A Hospedaria recebe previamente, por via telegráfica da Inspeção de Imigração em Santos, a notícia da vinda dos imigrantes e assim que chegam é servida uma comida que não tem nada de boa: a que eu vi servida aos da minha expedição consistia em um arroz com umas folhas de repolho, com nenhum outro condimento além de água, sal e pimentão. Havia também pães, nem todos macios, alguns duríssimos (…).
Quanto a alimentação especial das crianças, ainda que os folhetos sobre a Hospedaria, publicados pela Secretaria de Agricultura, Comércio e Obras Públicas, façam menção ao fornecimento de leite na quantidade necessária para sua alimentação, pelo que pude observar é mais uma promessa que só se encontra no papel (…).
Os dormitórios que existem na Hospedaria são salões bem extensos, capazes de abrigar, cada um deles, cerca de 150 pessoas (com divisões para solteiros e famílias). As camas possuem armações de ferro (…) sem colchão, manta, almofada nem qualquer outro tipo de roupa, apesar de que as noites de invernos podem ser tão frias que chega a gear, como eu mesmo pude comprovar.
A Hospedaria possui todos os serviços: uma boa enfermaria, farmácia, instalação hidroterápica, estufa para desinfecção, sala de vacinação (…); porém, pelo que pude observar, não me parece temerária a afirmação de que tudo aquilo não tem outra função além da aparência, pois que para satisfazer meu desejo de visitar a enfermaria foi necessário arrombar a porta já que não encontraram a chave (…).
Ao ingressarem (imigrantes) na Hospedaria o médico não pratica o devido reconhecimento. No dia seguinte colocou um enfermeiro em seu lugar e como desculpa me disse que aquele subalterno era homem de grande experiência e excelente “olho clínico” (…).
Nove crianças com sarampo, no auge da enfermidade, entraram na Hospedaria no dia seguinte.

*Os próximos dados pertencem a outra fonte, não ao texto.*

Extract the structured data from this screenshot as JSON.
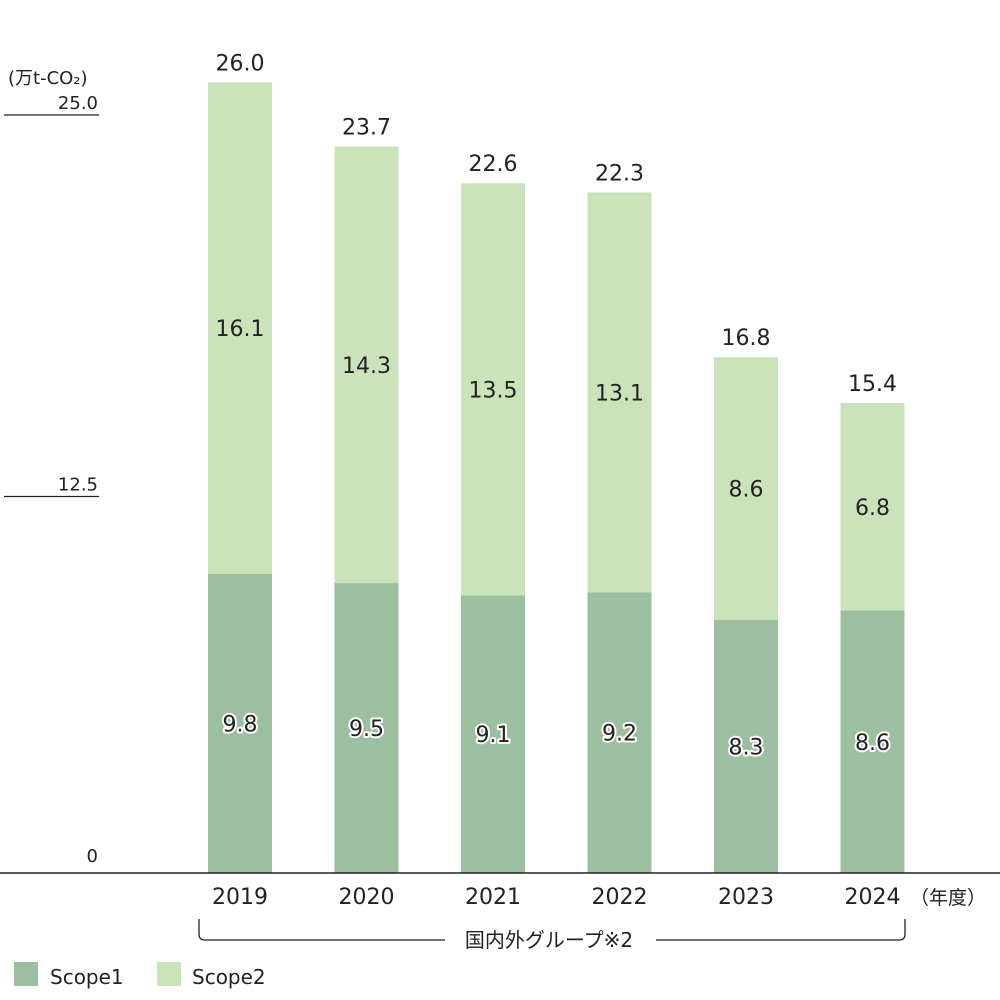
{
  "chart_data": {
    "type": "bar",
    "stacked": true,
    "unit": "(万t-CO₂)",
    "x_unit": "（年度）",
    "group_label": "国内外グループ※2",
    "categories": [
      "2019",
      "2020",
      "2021",
      "2022",
      "2023",
      "2024"
    ],
    "series": [
      {
        "name": "Scope1",
        "values": [
          9.8,
          9.5,
          9.1,
          9.2,
          8.3,
          8.6
        ]
      },
      {
        "name": "Scope2",
        "values": [
          16.1,
          14.3,
          13.5,
          13.1,
          8.6,
          6.8
        ]
      }
    ],
    "totals": [
      "26.0",
      "23.7",
      "22.6",
      "22.3",
      "16.8",
      "15.4"
    ],
    "segment_labels": {
      "Scope1": [
        "9.8",
        "9.5",
        "9.1",
        "9.2",
        "8.3",
        "8.6"
      ],
      "Scope2": [
        "16.1",
        "14.3",
        "13.5",
        "13.1",
        "8.6",
        "6.8"
      ]
    },
    "y_ticks": [
      {
        "value": 0,
        "label": "0"
      },
      {
        "value": 12.5,
        "label": "12.5"
      },
      {
        "value": 25,
        "label": "25.0"
      }
    ],
    "ylim": [
      0,
      25
    ],
    "legend_position": "bottom-left",
    "colors": {
      "Scope1": "#9cbf9f",
      "Scope2": "#cbe3bb",
      "axis": "#222222"
    }
  }
}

Às onze da manhã estavam todas nos braços de suas mães, em meio aos demais indivíduos, e nenhuma medida foi tomada – nem a mais ligeira precaução – para evitar o contágio (…).
Cabe ainda ressaltar o que sucedeu com uma pobre mulher (grávida), mãe de um dos meninos com sarampo. Esta, como todas as mães das crianças doentes, devia acompanhar seu filho até o Hospital de Isolamento; entretanto, por apresentar alguns sintomas do parto, foi mandada de volta para a Hospedaria pelo Diretor do estabelecimento, apesar dos protestos das enfermeiras (…). No final das contas aquela infeliz mulher deu à luz no pátio da Hospedaria (…) e sem nenhuma assistência além de um companheiro de viagem, vizinho do mesmo povoado de origem da mulher. Poucos dias depois ela morreu de infecção. E que fique registrado que em São Paulo há, para esses casos, uma magnífica casa de maternidade.
[1] Fonte: HERNÁNDEZ, R. J; LUXÁN, A. B. Pasajeros de Tercera Clase. 2. Ed. Madrid: Ministerio de Trabajo, Migraciones y Seguridad Social, 2019.